Monday, October 15, 2012

The Young Avengers

A while back, I wrote about the impossibility of diving into comic books. Despite the seeming impossibility of it all, I haven't truly given up hope. Sure I hadn't read a comic in months, but I was still keeping my ears open for "Where to Start" advice. Just some way to get into the comic universe.

So one day, I was laughing my head off while reading the archives of Memos From Fury and came across a post, when someone asked the question I've been asking. "I liked the movies. Tell me where to go into the comics that's not too hard." 

The first answer was The Ultimates, if you're looking for something close to the movie, since the movie took a lot of it's inspiration from that comic. But I'd read the Ultimates, and they had done nothing for me. I didn't like the characters. And the Ultimates are not in the main Marvel continuity, which just made it all seem useless.. For breaking into that continuity, the blogger (tumbler?) suggested The Young Avengers, because it required no previous knowledge of characters or story line with the exception of Iron Man and Captain America are awesome and Avengers. Which if you've watched the movies, you of course know.

So I figured I would give it a shot.

I wasn't overly optimistic. My foray into comics/graphic novels has not been the best. It's a weird medium for me, one that makes it hard for me to connect to the characters, generally. I'm used to books, where I'm privy to a character's innermost thoughts. I'm used to movies, where emotional connection is the name of the game. The graphic novel medium just seemed so shallow in comparison.

So basically, I didn't have much hope that I would connect with the Young Avengers, that I would care about these characters who I knew nothing about. 

I opened the comic with hesitation. I closed that first issue and immediately purchased the second one. (For the record, I use the ComiXology app, which means I can instantly download the second issues.)

Finally, in my hands, I had a comic where the plot required no for knowledge. Sure it might be more meaningful for someone who actually knows who Kang the Conquerer is in Marvel continuity, but even being me and not having that knowledge, I still got the emotional impact. What if you were a kid and you discovered you were going to grow up to be Hilter? Wouldn't you try to change your life? But what if by doing so you ruined the world as it was known, and not for the better, essentially discovering that Hitler needed to be a live and do his evil deeds are else the entire world would be destroyed. What would you do? That's a question I don't need to have continuity to understand the depth of.
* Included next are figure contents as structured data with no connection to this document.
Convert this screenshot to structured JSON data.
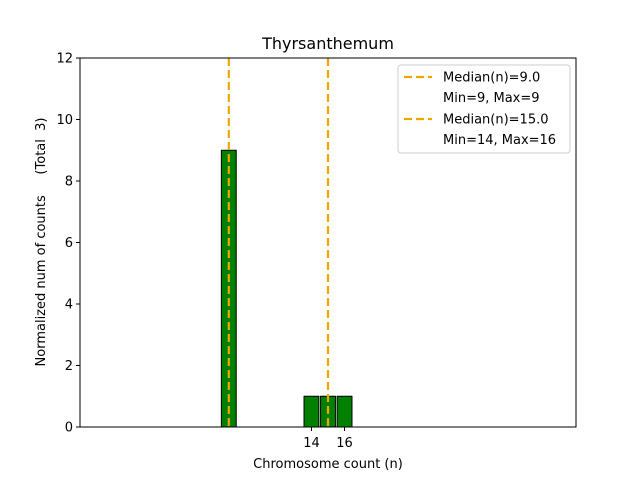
{
  "chart_data": {
    "type": "bar",
    "title": "Thyrsanthemum",
    "xlabel": "Chromosome count (n)",
    "ylabel": "Normalized num of counts     (Total  3)",
    "xlim": [
      0,
      30
    ],
    "ylim": [
      0,
      12
    ],
    "yticks": [
      0,
      2,
      4,
      6,
      8,
      10,
      12
    ],
    "xticks": [
      14,
      16
    ],
    "bar_width": 0.9,
    "bars": [
      {
        "x": 9,
        "value": 9
      },
      {
        "x": 14,
        "value": 1
      },
      {
        "x": 15,
        "value": 1
      },
      {
        "x": 16,
        "value": 1
      }
    ],
    "baseline_segments": [
      [
        0,
        12.7
      ]
    ],
    "median_lines": [
      {
        "x": 9.0,
        "label": "Median(n)=9.0",
        "range_label": "Min=9, Max=9"
      },
      {
        "x": 15.0,
        "label": "Median(n)=15.0",
        "range_label": "Min=14, Max=16"
      }
    ],
    "legend_position": "top-right",
    "colors": {
      "bar": "#008000",
      "bar_edge": "#000000",
      "median": "#f0a500"
    }
  }
}
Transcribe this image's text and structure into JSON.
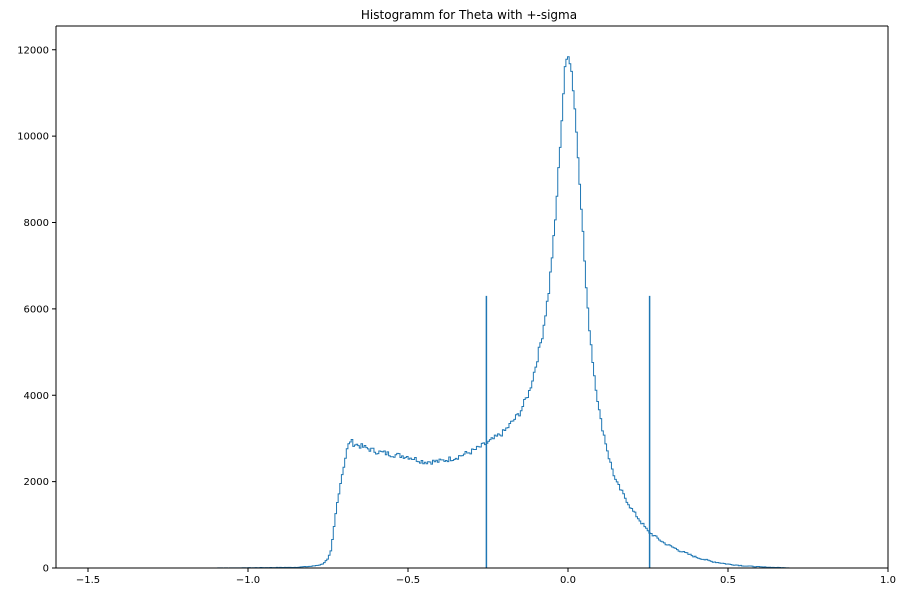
{
  "chart_data": {
    "type": "histogram",
    "title": "Histogramm for Theta with +-sigma",
    "xlabel": "",
    "ylabel": "",
    "xlim": [
      -1.6,
      1.0
    ],
    "ylim": [
      0,
      12550
    ],
    "xticks": [
      -1.5,
      -1.0,
      -0.5,
      0.0,
      0.5,
      1.0
    ],
    "xtick_labels": [
      "−1.5",
      "−1.0",
      "−0.5",
      "0.0",
      "0.5",
      "1.0"
    ],
    "yticks": [
      0,
      2000,
      4000,
      6000,
      8000,
      10000,
      12000
    ],
    "ytick_labels": [
      "0",
      "2000",
      "4000",
      "6000",
      "8000",
      "10000",
      "12000"
    ],
    "grid": false,
    "series_color": "#1f77b4",
    "histogram_profile_points": [
      [
        -1.13,
        0
      ],
      [
        -1.0,
        5
      ],
      [
        -0.85,
        15
      ],
      [
        -0.8,
        40
      ],
      [
        -0.77,
        80
      ],
      [
        -0.75,
        200
      ],
      [
        -0.74,
        400
      ],
      [
        -0.725,
        1300
      ],
      [
        -0.715,
        1800
      ],
      [
        -0.705,
        2200
      ],
      [
        -0.69,
        2750
      ],
      [
        -0.68,
        2950
      ],
      [
        -0.67,
        2880
      ],
      [
        -0.65,
        2830
      ],
      [
        -0.6,
        2700
      ],
      [
        -0.55,
        2630
      ],
      [
        -0.5,
        2580
      ],
      [
        -0.45,
        2460
      ],
      [
        -0.4,
        2470
      ],
      [
        -0.35,
        2560
      ],
      [
        -0.3,
        2700
      ],
      [
        -0.25,
        2900
      ],
      [
        -0.2,
        3150
      ],
      [
        -0.15,
        3600
      ],
      [
        -0.12,
        4100
      ],
      [
        -0.1,
        4700
      ],
      [
        -0.08,
        5400
      ],
      [
        -0.06,
        6400
      ],
      [
        -0.04,
        8000
      ],
      [
        -0.02,
        10300
      ],
      [
        -0.01,
        11500
      ],
      [
        0.0,
        11950
      ],
      [
        0.01,
        11600
      ],
      [
        0.02,
        10800
      ],
      [
        0.04,
        8600
      ],
      [
        0.06,
        6100
      ],
      [
        0.08,
        4600
      ],
      [
        0.1,
        3500
      ],
      [
        0.13,
        2500
      ],
      [
        0.15,
        2000
      ],
      [
        0.2,
        1350
      ],
      [
        0.25,
        850
      ],
      [
        0.3,
        580
      ],
      [
        0.35,
        400
      ],
      [
        0.4,
        250
      ],
      [
        0.45,
        150
      ],
      [
        0.5,
        90
      ],
      [
        0.55,
        50
      ],
      [
        0.6,
        25
      ],
      [
        0.7,
        0
      ]
    ],
    "vlines": [
      {
        "x": -0.255,
        "ymax": 6300
      },
      {
        "x": 0.255,
        "ymax": 6300
      }
    ]
  }
}
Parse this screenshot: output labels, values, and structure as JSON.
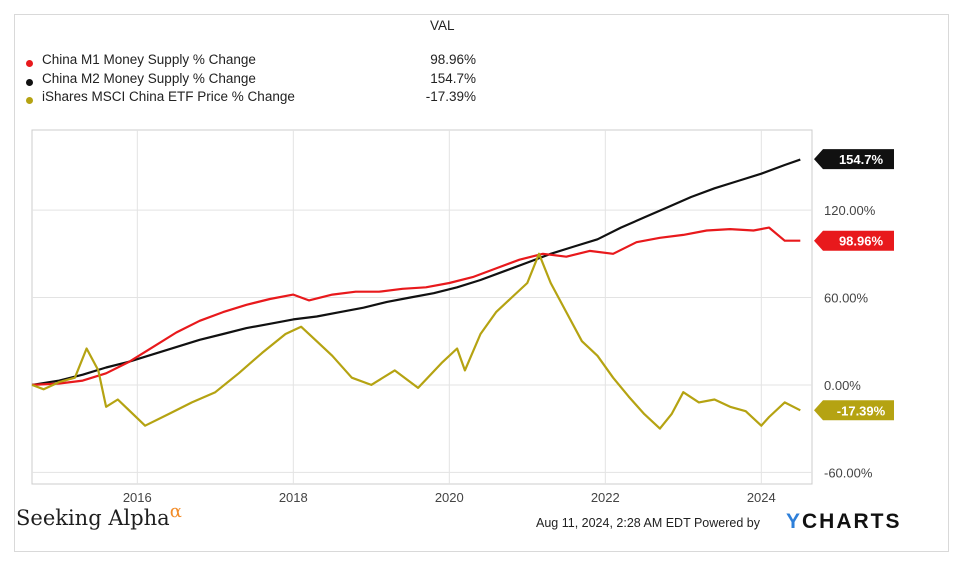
{
  "legend": {
    "value_header": "VAL",
    "items": [
      {
        "label": "China M1 Money Supply % Change",
        "value": "98.96%",
        "color": "#e8191c"
      },
      {
        "label": "China M2 Money Supply % Change",
        "value": "154.7%",
        "color": "#111111"
      },
      {
        "label": "iShares MSCI China ETF Price % Change",
        "value": "-17.39%",
        "color": "#b5a312"
      }
    ]
  },
  "chart_data": {
    "type": "line",
    "title": "",
    "xlabel": "",
    "ylabel": "",
    "xlim": [
      2014.65,
      2024.65
    ],
    "ylim": [
      -68,
      175
    ],
    "x_ticks": [
      2016,
      2018,
      2020,
      2022,
      2024
    ],
    "x_tick_labels": [
      "2016",
      "2018",
      "2020",
      "2022",
      "2024"
    ],
    "y_ticks": [
      -60,
      0,
      60,
      120
    ],
    "y_tick_labels": [
      "-60.00%",
      "0.00%",
      "60.00%",
      "120.00%"
    ],
    "grid": true,
    "legend_position": "top-left",
    "series": [
      {
        "name": "China M1 Money Supply % Change",
        "color": "#e8191c",
        "end_label": "98.96%",
        "x": [
          2014.65,
          2015.0,
          2015.3,
          2015.6,
          2015.9,
          2016.2,
          2016.5,
          2016.8,
          2017.1,
          2017.4,
          2017.7,
          2018.0,
          2018.2,
          2018.5,
          2018.8,
          2019.1,
          2019.4,
          2019.7,
          2020.0,
          2020.3,
          2020.6,
          2020.9,
          2021.2,
          2021.5,
          2021.8,
          2022.1,
          2022.4,
          2022.7,
          2023.0,
          2023.3,
          2023.6,
          2023.9,
          2024.1,
          2024.3,
          2024.5
        ],
        "y": [
          0,
          1,
          3,
          8,
          16,
          26,
          36,
          44,
          50,
          55,
          59,
          62,
          58,
          62,
          64,
          64,
          66,
          67,
          70,
          74,
          80,
          86,
          90,
          88,
          92,
          90,
          98,
          101,
          103,
          106,
          107,
          106,
          108,
          99,
          99
        ]
      },
      {
        "name": "China M2 Money Supply % Change",
        "color": "#111111",
        "end_label": "154.7%",
        "x": [
          2014.65,
          2015.0,
          2015.3,
          2015.6,
          2015.9,
          2016.2,
          2016.5,
          2016.8,
          2017.1,
          2017.4,
          2017.7,
          2018.0,
          2018.3,
          2018.6,
          2018.9,
          2019.2,
          2019.5,
          2019.8,
          2020.1,
          2020.4,
          2020.7,
          2021.0,
          2021.3,
          2021.6,
          2021.9,
          2022.2,
          2022.5,
          2022.8,
          2023.1,
          2023.4,
          2023.7,
          2024.0,
          2024.3,
          2024.5
        ],
        "y": [
          0,
          3,
          7,
          12,
          16,
          21,
          26,
          31,
          35,
          39,
          42,
          45,
          47,
          50,
          53,
          57,
          60,
          63,
          67,
          72,
          78,
          84,
          90,
          95,
          100,
          108,
          115,
          122,
          129,
          135,
          140,
          145,
          151,
          154.7
        ]
      },
      {
        "name": "iShares MSCI China ETF Price % Change",
        "color": "#b5a312",
        "end_label": "-17.39%",
        "x": [
          2014.65,
          2014.8,
          2015.0,
          2015.2,
          2015.35,
          2015.5,
          2015.6,
          2015.75,
          2016.1,
          2016.4,
          2016.7,
          2017.0,
          2017.3,
          2017.6,
          2017.9,
          2018.1,
          2018.3,
          2018.5,
          2018.75,
          2019.0,
          2019.3,
          2019.6,
          2019.9,
          2020.1,
          2020.2,
          2020.4,
          2020.6,
          2020.8,
          2021.0,
          2021.15,
          2021.3,
          2021.5,
          2021.7,
          2021.9,
          2022.1,
          2022.3,
          2022.5,
          2022.7,
          2022.85,
          2023.0,
          2023.2,
          2023.4,
          2023.6,
          2023.8,
          2024.0,
          2024.1,
          2024.3,
          2024.5
        ],
        "y": [
          0,
          -3,
          2,
          5,
          25,
          10,
          -15,
          -10,
          -28,
          -20,
          -12,
          -5,
          8,
          22,
          35,
          40,
          30,
          20,
          5,
          0,
          10,
          -2,
          15,
          25,
          10,
          35,
          50,
          60,
          70,
          90,
          70,
          50,
          30,
          20,
          5,
          -8,
          -20,
          -30,
          -20,
          -5,
          -12,
          -10,
          -15,
          -18,
          -28,
          -22,
          -12,
          -17.39
        ]
      }
    ]
  },
  "branding": {
    "source": "Seeking Alpha",
    "source_mark": "α",
    "footer": "Aug 11, 2024, 2:28 AM EDT Powered by",
    "provider_y": "Y",
    "provider_rest": "CHARTS"
  }
}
Finally in my hands I had a comic where there was no character foreknowledge required. This was the Young Avenger's first comic. And it wasn't some ridiculous thing written in 1965. It was written in 2006, which means impressive artwork and a real storyline.

However, it's also a story about teenagers, which gives us a coming of age, dealing with authority story that anyone who has been young can relate to. Also, one of the things that has annoyed me in comics generally is the ridiculous proportions the characters are drawn with. Every man is an Arnold Schwarzenegger. Every woman is an over exaggerate hour glass. I actually kind of find this disturbing to look at. But when it comes to teenage heroes, artists tone down the over-exaggerated build (for the most part...I'm looking at you, Kate Bishop), giving me characters I actually don't find it disturbing to look at.

And somehow, I actually connected with these characters. Their motives are relate-able and real. They just want to be heroes, like their heroes. They want to be more than they are and yet completely themselves.  And one wants to change his fate. 

I fell in love with them all. Patriot. Iron Lad. Hulking. Asgardian/Wiccan. Stature. Kate. Even Speed and Vision, who were in the group the shortest. I loved them all! (Maybe Wiccan a little more than the others if I'm honest, which is a combination of his awesome powers, his general adorableness, and the fact that he's one of the least angst-y in the far). 

After a summer of searching, I found my answer to the comic book conundrum. The Young Avengers should me I could read a superhero comic with understanding. And it showed me that I could read a story in the comic medium and feel the same level of connection I do to a character in a book or a movie.

I found my gateway drug.

So I just thought I would share it with you guys. Read The Young Avengers. It's great.